Public opinion towards ‘unhealthy’ sponsorship of sporting events in South Africa: An exploratory study
AbstractKey public health concerns surrounding the marketing of tobacco, alcohol and fast-food products include misuse and poor nutrition. Sports sponsorship has frequently been used as one of the marketing tools by alcohol, tobacco and fast-food companies to penetrate a vulnerable market. The current study questions whether it is morally acceptable for sporting events to involve sponsors that promote products that are considered non-nutritional and those that are linked to ‘unhealthy’ practices. Hence, the purpose of the study was to elicit the perceptions of a diverse group of participants regarding the appropriateness of three different sport sponsors, namely, alcohol, fast food and soft-drink companies, and to determine whether respondents varied in their
perceptions of such sponsorships according to the demographics of gender, alcohol consumption, smoking, eating, and exercise habits.

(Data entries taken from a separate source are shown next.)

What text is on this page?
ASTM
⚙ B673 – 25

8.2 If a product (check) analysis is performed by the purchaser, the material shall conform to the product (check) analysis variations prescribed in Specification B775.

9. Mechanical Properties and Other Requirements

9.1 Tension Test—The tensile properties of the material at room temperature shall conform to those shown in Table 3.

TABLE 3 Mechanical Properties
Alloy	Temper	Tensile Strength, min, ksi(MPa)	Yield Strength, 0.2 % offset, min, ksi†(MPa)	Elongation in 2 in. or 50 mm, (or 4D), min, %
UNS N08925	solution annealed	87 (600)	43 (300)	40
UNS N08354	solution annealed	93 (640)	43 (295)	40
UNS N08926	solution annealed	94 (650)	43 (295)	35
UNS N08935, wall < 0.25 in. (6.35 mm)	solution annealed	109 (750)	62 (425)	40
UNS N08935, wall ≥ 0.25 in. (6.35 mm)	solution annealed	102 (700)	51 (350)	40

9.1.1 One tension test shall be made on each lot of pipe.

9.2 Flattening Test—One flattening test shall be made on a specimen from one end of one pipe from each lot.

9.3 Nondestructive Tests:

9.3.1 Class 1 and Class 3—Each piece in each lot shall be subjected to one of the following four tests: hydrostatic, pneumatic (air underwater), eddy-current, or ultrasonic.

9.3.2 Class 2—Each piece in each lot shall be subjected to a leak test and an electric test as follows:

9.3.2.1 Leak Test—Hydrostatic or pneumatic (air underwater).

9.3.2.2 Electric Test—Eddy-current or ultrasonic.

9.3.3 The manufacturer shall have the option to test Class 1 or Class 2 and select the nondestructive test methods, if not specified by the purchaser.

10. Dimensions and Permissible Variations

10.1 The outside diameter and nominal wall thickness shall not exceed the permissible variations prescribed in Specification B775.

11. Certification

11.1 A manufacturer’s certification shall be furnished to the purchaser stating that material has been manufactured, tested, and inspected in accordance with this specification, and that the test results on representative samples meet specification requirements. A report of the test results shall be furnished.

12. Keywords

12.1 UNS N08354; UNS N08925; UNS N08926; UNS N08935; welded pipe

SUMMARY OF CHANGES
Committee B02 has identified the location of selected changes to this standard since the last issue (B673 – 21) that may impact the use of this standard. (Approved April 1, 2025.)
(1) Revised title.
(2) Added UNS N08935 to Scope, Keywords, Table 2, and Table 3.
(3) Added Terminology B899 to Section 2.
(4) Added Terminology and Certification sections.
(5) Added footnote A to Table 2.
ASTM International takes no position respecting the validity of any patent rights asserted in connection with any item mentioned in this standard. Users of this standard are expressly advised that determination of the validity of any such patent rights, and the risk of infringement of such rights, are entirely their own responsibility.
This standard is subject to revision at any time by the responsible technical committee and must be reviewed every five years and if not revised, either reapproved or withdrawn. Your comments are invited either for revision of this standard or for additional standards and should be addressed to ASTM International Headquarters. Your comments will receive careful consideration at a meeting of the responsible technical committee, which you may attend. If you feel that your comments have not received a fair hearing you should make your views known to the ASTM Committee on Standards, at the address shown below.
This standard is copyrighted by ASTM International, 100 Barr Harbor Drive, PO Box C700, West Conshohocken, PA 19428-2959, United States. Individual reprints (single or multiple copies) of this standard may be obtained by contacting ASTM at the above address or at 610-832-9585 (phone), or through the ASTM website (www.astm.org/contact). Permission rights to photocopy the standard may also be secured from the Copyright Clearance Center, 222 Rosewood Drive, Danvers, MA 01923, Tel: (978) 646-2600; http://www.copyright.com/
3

The secondary objective was to examine whether there were any significant differences among respondents’ exercise habits and their perceptions of
alcohol, fast foods and soft-drink companies as sponsors of sport events. A quantitative empirical design was used for the research. A structured questionnaire was administered by trained fieldworkers to university students, health and fitness club members, and older adults (n = 404).
Frequencies were used to report on the responses of the participants regarding the appropriateness of the different types of sponsors. In order to assess whether male and female respondents differed in their perceptions on whether beer, liquor, fast foods and food and snack
companies make appropriate sponsors for sport events, a non-parametric test was conducted. The results indicate that both gender groups do not vary in their perceptions on whether beer, liquor, fast foods and food and snack companies are appropriate sponsors for sport events. However, it is
of great concern that many sport events are associated with ‘unhealthy’ products which do not send relevant messages to consumers.